A Turma começou a julgar nesta tarde um recurso protocolado pela defesa de Lindbergh Farias para contestar uma decisão individual do relator do caso, ministro Edson Fachin, que determinou, no ano passado, a remessa da investigação para a Justiça Federal em Nova Iguaçu (RJ), por entender que o caso não pode ser julgado pelo STF em razão da perda do foro privilegiado e por envolver supostos prejuízos ao governo federal.  

Ao analisar o caso novamente, Fachin entendeu que deve prevalecer a decisão recente do plenário da Corte, que, na semana passada, definiu a competência da Justiça Eleitoral para investigar crimes de corrupção quando envolverem simultaneamente caixa 2 de campanha e outros crimes comuns. 

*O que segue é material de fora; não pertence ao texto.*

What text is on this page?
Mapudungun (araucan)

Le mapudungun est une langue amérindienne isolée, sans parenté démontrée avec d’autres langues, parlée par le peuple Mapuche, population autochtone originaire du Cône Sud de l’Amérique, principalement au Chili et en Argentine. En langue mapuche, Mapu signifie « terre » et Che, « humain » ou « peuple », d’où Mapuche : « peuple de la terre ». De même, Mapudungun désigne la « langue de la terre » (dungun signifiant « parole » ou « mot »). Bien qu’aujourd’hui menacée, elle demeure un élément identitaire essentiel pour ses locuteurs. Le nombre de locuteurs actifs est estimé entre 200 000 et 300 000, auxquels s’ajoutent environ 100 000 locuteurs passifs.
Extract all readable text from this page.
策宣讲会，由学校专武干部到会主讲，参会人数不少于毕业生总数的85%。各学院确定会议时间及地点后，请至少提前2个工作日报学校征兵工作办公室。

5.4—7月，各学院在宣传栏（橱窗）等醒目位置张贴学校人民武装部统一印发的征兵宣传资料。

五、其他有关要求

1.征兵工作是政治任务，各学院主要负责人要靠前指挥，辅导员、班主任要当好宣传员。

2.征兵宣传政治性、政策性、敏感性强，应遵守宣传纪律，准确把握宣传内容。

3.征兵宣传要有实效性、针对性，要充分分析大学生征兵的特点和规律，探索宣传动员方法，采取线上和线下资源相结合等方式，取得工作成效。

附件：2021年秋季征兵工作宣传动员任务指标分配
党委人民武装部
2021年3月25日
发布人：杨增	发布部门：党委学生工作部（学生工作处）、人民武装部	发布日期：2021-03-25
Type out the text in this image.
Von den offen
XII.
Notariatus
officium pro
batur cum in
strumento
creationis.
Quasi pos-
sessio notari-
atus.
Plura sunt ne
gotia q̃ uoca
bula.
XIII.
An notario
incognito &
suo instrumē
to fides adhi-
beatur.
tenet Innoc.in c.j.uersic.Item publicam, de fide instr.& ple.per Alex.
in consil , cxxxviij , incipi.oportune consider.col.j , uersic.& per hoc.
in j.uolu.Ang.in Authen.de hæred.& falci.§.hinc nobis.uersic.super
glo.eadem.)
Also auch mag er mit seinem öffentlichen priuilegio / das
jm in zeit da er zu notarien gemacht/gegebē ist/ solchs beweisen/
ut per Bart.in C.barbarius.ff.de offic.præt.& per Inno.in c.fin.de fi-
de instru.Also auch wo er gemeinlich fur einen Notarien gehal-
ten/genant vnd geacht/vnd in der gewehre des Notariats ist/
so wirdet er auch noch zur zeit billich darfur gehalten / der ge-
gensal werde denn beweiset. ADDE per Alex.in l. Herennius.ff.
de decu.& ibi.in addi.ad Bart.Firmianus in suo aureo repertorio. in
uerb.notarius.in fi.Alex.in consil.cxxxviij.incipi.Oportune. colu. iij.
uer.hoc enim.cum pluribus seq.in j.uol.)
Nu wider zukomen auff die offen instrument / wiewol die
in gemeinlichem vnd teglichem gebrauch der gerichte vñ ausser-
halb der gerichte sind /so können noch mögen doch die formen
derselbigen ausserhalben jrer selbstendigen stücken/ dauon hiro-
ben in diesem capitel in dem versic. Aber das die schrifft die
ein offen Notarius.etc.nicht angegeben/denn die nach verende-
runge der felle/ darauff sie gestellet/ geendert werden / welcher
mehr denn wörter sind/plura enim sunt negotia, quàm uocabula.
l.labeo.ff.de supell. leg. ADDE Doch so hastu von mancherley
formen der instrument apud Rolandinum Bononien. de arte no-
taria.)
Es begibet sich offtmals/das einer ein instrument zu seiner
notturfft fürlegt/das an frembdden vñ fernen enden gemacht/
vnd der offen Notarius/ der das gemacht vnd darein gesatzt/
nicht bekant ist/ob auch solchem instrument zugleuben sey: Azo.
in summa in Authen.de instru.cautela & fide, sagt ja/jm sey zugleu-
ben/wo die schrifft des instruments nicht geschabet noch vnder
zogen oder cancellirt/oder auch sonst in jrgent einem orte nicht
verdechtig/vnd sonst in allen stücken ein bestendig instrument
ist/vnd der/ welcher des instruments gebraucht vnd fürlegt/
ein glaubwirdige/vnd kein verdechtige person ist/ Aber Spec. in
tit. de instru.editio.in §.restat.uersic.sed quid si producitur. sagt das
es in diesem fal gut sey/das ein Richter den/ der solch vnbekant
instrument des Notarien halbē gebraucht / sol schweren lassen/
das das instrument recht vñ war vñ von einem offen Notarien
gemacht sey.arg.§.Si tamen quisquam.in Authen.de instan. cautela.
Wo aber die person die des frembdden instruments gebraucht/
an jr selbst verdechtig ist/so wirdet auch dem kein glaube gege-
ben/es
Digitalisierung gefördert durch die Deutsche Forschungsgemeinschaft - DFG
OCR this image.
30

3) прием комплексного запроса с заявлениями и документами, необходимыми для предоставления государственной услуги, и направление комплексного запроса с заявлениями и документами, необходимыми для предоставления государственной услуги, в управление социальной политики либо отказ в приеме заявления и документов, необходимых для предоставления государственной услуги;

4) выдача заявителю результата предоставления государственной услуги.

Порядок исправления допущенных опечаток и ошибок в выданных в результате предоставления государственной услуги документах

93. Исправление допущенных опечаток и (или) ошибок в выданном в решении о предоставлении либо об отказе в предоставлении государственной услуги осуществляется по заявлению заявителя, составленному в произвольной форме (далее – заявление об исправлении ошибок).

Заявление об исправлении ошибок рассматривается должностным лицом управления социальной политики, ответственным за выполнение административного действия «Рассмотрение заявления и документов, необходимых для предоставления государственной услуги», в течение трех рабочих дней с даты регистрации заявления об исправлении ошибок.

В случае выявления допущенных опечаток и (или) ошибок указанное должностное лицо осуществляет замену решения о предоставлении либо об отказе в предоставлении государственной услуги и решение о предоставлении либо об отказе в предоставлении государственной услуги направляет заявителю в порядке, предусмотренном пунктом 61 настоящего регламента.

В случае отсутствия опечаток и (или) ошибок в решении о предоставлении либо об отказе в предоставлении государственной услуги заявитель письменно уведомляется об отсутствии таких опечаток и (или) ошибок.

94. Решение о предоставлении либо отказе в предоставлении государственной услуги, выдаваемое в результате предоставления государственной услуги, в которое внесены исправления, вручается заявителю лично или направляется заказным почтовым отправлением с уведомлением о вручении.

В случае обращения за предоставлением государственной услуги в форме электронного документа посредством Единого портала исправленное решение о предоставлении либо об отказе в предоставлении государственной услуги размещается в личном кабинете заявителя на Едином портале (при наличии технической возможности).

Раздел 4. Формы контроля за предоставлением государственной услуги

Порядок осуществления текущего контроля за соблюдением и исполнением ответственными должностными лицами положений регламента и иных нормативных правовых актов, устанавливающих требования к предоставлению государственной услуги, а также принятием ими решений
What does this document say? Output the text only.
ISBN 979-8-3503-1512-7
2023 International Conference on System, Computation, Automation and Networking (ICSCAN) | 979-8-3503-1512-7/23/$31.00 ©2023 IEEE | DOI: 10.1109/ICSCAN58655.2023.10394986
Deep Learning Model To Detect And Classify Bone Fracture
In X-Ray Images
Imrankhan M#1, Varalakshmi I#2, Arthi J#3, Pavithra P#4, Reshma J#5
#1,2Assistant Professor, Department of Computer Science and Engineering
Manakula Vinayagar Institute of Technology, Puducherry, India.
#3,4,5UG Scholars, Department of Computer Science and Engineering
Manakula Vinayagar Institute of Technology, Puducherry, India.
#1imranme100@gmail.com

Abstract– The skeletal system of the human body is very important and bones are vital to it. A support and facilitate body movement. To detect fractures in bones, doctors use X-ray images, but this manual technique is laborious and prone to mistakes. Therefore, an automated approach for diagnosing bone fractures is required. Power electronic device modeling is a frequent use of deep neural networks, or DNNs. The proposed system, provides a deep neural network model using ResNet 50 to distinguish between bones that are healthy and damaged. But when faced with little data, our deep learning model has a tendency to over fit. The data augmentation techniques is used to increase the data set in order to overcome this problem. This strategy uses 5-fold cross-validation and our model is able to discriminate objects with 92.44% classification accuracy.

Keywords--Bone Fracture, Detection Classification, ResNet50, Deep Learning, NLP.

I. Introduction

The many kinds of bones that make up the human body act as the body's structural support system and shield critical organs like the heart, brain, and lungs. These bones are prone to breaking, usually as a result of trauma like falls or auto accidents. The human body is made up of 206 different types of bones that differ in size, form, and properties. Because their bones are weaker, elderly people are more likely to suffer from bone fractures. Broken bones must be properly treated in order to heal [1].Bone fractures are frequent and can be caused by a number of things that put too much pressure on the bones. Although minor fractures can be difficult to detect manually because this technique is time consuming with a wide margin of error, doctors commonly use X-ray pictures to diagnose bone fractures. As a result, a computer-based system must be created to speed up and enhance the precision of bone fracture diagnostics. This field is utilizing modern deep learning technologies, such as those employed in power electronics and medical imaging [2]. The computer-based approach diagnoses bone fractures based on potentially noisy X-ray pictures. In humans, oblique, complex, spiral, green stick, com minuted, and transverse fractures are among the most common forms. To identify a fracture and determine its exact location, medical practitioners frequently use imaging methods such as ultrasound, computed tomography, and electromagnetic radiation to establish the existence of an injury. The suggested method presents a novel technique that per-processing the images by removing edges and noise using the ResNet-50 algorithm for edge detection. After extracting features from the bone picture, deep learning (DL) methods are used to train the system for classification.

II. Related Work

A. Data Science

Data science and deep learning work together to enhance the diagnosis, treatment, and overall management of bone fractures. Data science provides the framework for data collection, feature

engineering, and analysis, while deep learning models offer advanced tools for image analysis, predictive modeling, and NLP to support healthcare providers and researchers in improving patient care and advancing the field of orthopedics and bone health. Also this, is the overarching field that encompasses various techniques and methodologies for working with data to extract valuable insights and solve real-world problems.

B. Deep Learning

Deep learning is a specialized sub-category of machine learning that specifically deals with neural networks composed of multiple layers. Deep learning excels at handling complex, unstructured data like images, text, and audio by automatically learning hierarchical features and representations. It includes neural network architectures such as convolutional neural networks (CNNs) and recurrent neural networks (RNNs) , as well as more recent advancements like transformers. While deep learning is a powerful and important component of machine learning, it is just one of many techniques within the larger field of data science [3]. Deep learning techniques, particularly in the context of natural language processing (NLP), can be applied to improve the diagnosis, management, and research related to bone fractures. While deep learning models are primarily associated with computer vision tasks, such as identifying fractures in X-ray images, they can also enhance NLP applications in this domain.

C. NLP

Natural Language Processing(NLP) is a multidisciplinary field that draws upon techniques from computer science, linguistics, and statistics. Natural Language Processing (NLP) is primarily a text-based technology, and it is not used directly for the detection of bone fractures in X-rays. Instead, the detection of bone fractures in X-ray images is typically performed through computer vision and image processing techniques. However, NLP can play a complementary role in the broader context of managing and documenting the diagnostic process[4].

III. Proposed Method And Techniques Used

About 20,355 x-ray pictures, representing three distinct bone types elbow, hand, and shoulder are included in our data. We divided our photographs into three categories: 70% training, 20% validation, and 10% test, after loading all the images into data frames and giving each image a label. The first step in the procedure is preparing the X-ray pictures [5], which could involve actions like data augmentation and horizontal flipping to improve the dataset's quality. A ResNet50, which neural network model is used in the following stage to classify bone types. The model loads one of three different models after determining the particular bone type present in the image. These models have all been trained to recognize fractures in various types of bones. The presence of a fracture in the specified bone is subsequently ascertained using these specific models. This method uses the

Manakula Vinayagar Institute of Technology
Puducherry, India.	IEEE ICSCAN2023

O voto foi acompanhado pelos ministros Celso de Mello, Gilmar Mendes e Ricardo Lewandowski. No entanto, Mendes e Lewandowski apresentaram voto mais amplo e entenderam que deveria ser concedido prazo de 60 dias para a Procuradoria-Geral da República (PGR) encerrar as investigações. Diante do impasse na questão, os ministros decidiram esperar o voto da ministra Cármen Lúcia, que não participou do julgamento, e deverá votar sobre essa questão em uma sessão posterior. 

De acordo com as investigações, dois delatores ligados à empreiteira Odebrecht afirmaram que o ex-senador teria recebido vantagens indevidas não contabilizadas na campanhas eleitorais de 2008 e 2010 para a prefeitura de Nova Iguaçu. Segundo os delatores, teriam sido feitos dois repasses de R$ 2 milhões e 2,5 milhões como contrapartida por facilidades em contratos em um programa habitacional do município.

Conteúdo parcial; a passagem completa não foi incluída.